NILES: Niles would have been nice to annex in the 1960s, when it was a growing bedroom suburb. Now, it has nothing to offer but dated housing stock and a dying mall Chicago would be responsible for revitalizing. No ‘L’ service, either. Ditto Skokie, Lincolnwood, and Evergreen Park.
NORRIDGE: In 2000, Chicago Tribune contributor Brian Treglown wrote an essay titled “Who Needs Norridge?” He proposed annexing the suburb on the grounds that it “hasn’t got a downtown or a university or even a personality,” is “devoid of character,” and “is surrounded by Chicago and…looks like Chicago.” Agreed.

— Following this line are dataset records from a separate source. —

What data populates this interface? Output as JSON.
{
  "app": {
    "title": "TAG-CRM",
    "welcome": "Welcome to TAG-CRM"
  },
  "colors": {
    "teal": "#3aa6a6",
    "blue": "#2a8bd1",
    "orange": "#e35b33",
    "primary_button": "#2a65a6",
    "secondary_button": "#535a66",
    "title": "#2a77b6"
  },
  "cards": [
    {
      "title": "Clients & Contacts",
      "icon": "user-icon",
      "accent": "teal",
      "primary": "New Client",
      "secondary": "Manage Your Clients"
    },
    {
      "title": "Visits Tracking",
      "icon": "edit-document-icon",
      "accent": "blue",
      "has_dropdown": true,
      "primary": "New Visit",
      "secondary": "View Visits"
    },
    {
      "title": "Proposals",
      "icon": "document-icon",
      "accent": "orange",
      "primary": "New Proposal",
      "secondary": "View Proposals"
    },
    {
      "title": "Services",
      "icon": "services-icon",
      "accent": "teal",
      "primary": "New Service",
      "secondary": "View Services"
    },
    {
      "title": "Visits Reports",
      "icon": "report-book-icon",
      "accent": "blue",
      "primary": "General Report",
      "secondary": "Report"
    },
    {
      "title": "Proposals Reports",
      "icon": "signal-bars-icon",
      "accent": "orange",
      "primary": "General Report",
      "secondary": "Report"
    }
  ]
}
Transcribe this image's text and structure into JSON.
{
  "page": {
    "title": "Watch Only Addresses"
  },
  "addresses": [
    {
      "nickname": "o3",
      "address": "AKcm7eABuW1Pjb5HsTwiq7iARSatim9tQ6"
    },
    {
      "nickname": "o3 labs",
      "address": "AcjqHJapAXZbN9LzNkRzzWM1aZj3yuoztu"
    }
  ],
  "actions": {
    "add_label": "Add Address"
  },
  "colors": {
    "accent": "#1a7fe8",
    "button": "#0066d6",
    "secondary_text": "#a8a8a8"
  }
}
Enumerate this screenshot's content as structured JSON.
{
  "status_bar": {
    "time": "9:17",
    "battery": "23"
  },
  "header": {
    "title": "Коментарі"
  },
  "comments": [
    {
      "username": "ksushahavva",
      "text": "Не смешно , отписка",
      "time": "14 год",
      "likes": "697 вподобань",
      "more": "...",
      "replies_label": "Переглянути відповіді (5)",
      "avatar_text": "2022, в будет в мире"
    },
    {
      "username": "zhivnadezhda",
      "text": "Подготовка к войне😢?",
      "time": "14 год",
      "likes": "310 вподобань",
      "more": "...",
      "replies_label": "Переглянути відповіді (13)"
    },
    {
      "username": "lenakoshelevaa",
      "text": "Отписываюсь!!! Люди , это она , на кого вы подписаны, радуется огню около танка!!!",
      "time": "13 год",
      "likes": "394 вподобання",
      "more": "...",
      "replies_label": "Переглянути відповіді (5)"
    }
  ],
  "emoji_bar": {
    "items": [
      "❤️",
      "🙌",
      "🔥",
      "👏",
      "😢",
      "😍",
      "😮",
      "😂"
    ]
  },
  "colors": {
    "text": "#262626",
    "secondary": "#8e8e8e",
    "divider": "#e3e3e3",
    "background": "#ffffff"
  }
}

NORWOOD PARK TOWNSHIP: Also surrounded by Chicago. Only claim to fame: home of serial killer John Wayne Gacy. Let’s clean up our map and eliminate that stigma.
OAK PARK: See Evanston.
RIVERDALE: If we annex Riverdale, we can shut down Chuck’s Gun Shop. According to a study by the University of Chicago Crime Lab, Chuck’s sold 1,500 guns used in Chicago crimes between 2009 and 2014, more than any other dealer, by a wide margin. Riverdale residents would probably appreciate joining Chicago, since they’re already adjacent to a city neighborhood with the same name, and their property tax rate would drop from 27.6 percent to 6.9 percent.
ROSEMONT: Rosemont only exists to provide sinecures for the family of founder Donald Stephens, who served as mayor from 1956 until his death in 2007. Stephens was succeeded by his son Bradley, who is also a member of the state House of Representatives. Rosemont thrives due its parasitic proximity to O’Hare Airport, so it should be part of the city. Besides eliminating an outpost of nepotism embarrassing even by local standards, Chicago would get Allstate Arena, the Chicago Dogs minor league baseball team, and a bunch of sweet hotels.
SCHILLER PARK: I can’t think of a single fact about Schiller Park. Can you? If Chicago annexes Schiller Park, no one will notice it’s missing.
We only have so much space, even here on the Internet. We haven’t even gotten to Park Ridge, Franklin Park, Elmwood Park, Stickney, Burbank, Oak Lawn, Blue Island or Dolton. If you live there, and want to join the city of Chicago, please contact the alderperson from the ward adjacent to your suburb. Chicago just might let you in!